The affinity between Nazari’s work and the mystical-erotic-literary Hypnerotomachia Poliphili (full text available from Project Gutenberg) has been remarked upon variously in literature.[3] This dragon/man also reminds of fabulous illustrations of the apocalypse, military technology, dream visions or unusual books of hours of the Renaissance.[4]

CUL MS Gg.1.8, f. 78v

CUL MS Gg.1.8, f. 78v

The question of what brought our alchemical messenger creature to Cambridge is intriguing, even beyond the fact that the volume, as part of the two-letter classmarked collections, has a modern binding that does not represent an original collation of its contents. Unfortunately, the origins of this leaf in CUL MS Gg.1.8 are lost, or at least not obvious. But something both noticeable and notable reveals itself upon turning over the leaf: the figure’s outline is pricked, evenly, to create a ghost image on the reverse. When the page is held up against a light the figure appears, ‘illuminated’. The purpose of this pricking is clear: in order to produce an accurate, proportionate copy of this image all one would need to do is to encourage ink or a coloured powder to transfer through these prick holes onto a surface underneath. This method, known as pouncing, has been recently described in detail in the Folger Library’s blog. In a way, then, our allegorical figure travels in the spirit of reproduction. The French annotations surrounding this holy image detail the colours to be applied to finish the copy. An early modern version of joining the dots and drawing by numbers, if you will.
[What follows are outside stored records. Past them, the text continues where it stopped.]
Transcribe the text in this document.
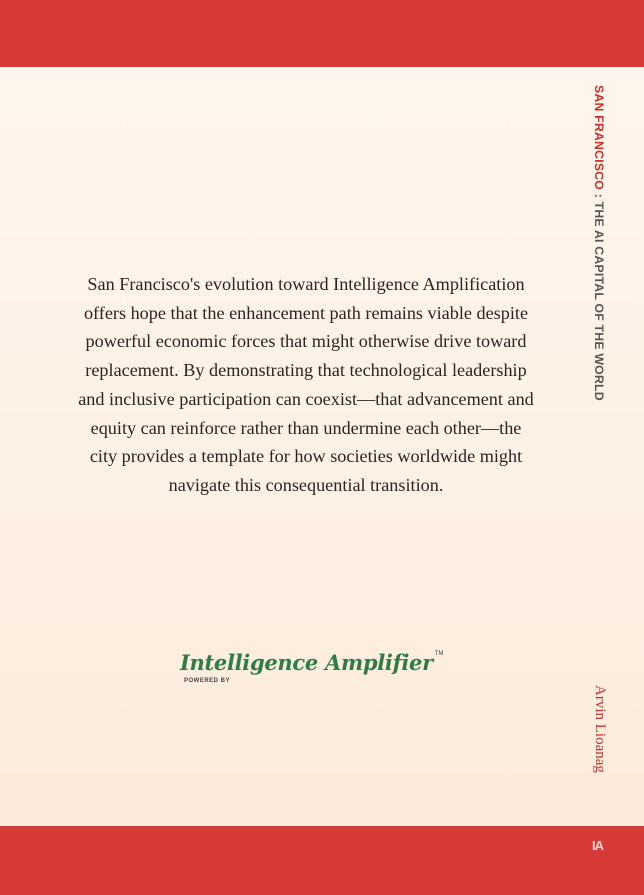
SAN FRANCISCO : THE AI CAPITAL OF THE WORLD
San Francisco's evolution toward Intelligence Amplification offers hope that the enhancement path remains viable despite powerful economic forces that might otherwise drive toward replacement. By demonstrating that technological leadership and inclusive participation can coexist—that advancement and equity can reinforce rather than undermine each other—the city provides a template for how societies worldwide might navigate this consequential transition.
Intelligence Amplifier TM
POWERED BY
Arvin Lioanag
IA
How many copies were actually produced (the page is clean but forcefully drawn, perhaps to avoid abrasion during pouncing?), how accurately the colour instructions were followed, and how they made their way through France, England or indeed Germany into manuscripts that would be perused by Carl Gustav Jung is a story that awaits discovery.

[1] Catalogue of the Manuscripts preserved in the Library of the University of Cambridge by Henry Richards Luard vol. 3 (1858), entry 1403.

[2] This identification would have been much more time-consuming without the help of the Alchemy Website.

[3] See e.g. Didier Kahn, Alchimie et Paracelsisme en France à la fin de la Renaissance (1567-1625) (Geneva, 2007), 128; also pp. 207 and 664 on Nazari’s work and editions.